At least the Pirates know who they are. They became the last MLB team to fill its managerial vacancy by hiring AAA manager John Russell out of the Phillies' system. Russell was fired as the Pirates' third base coach following the team's 2005 season. The Pirates are perpetually a triple-A club trying, and mostly failing, to hold their own against real Major League teams. Russell's reputation is that he gets the most out of young players, which is the storyline out of Pittsburgh every year - that the Pirates might go .500 this year if everything goes well and their young players step up.
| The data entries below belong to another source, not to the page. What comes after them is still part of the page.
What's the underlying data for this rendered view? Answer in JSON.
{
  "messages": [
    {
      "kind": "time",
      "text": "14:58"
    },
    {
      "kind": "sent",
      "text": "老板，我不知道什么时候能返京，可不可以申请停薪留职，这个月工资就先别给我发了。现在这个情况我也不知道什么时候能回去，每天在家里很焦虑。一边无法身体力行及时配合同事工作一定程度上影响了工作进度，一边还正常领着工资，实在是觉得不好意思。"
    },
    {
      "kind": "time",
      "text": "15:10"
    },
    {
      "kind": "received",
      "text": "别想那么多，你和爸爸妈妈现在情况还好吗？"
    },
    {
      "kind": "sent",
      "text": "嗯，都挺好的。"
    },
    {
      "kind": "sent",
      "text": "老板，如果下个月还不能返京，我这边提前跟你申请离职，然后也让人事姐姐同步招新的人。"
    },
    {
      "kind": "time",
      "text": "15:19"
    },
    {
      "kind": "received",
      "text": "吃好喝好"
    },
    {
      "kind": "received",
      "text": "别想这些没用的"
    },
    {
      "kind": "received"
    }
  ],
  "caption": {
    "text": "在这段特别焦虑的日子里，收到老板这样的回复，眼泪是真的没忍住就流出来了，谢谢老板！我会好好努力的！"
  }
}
Somehow every year that hope turns into about 69 wins.
In 2002, Russell was named minor-league manager of the year by Baseball America. He was tabbed International League manager of the year in 2006.
"My philosophy is hard work," Russell said. "We won't be outworked or outprepared. There's a right way to do it, and I know what it's supposed to look like -- attention to detail, accountability, preparation."
That was what Lloyd McClendon (losing seasons 11, 12 and 13) was supposed to have brought to the team, and he left saying that hard work is no substitute for talent, and not apologizing for getting mediocre results out of a mediocre lineup. He joined Leyland in Detroit and took a better lineup to the World Series.
The Pirates are riding a string of 15 consecutive losing seasons, one shy of the major-league record.
Make it 16. This hire confirms what fans already knew: the organization no longer even promises to win, only to play hard. Last year's marketing slogan had fans scratching their heads: "We will." Will what? Show up, rain or shine? Win about 69 games?
Good luck attracting free agents: "You won't win, but you'll sure work hard!"
3 comments:
DET is a good example of a recent team that turned a culture of losing into a trip to the World Series. FLA gets a lot out of their team every year despite no money and no fans. MIN went from talk of contraction to becoming a marquee club. And it is well documented how OAK finds ways to win on a moderate budget. Meanwhile, PIT overspends for the likes of Derek Bell, Kevin Young, and Matt Morris. This franchise is going nowhere until some serious changes are made from top to bottom.
There is a lesson about approach here that seems to be a problem of the organization and not the manager. Bring back Syd Thrift.
Wait! The New guy is better than Syd.
http://pittsburgh.pirates.mlb.com/news/article.jsp?ymd=20071101&content_id=2290860&vkey=news_pit&fext=.jsp&c_id=pit
:We are going to utilize several objective measures of player performance to evaluate and develop players. We'll rely on the more traditional objective evaluations: OPS (on base percentage plus slugging percentage) , WHIP (walks and hits per inning pitched), Runs Created, ERC (Component ERA), GB/FB (ground ball to fly ball ratio), K/9 (strikeouts per nine innings), K/BB (strikeouts to walks ratio), BB%, etc., but we'll also look to rely on some of the more recent variations: VORP (value over replacement player), Relative Performance, EqAve (equivalent average), EqOBP (equivalent on base percentage), EqSLG (equivalent slugging percentage), BIP% (balls put into play percentage), wOBA (weighted on base average), Range Factor, PMR (probabilistic model of range) and Zone Rating."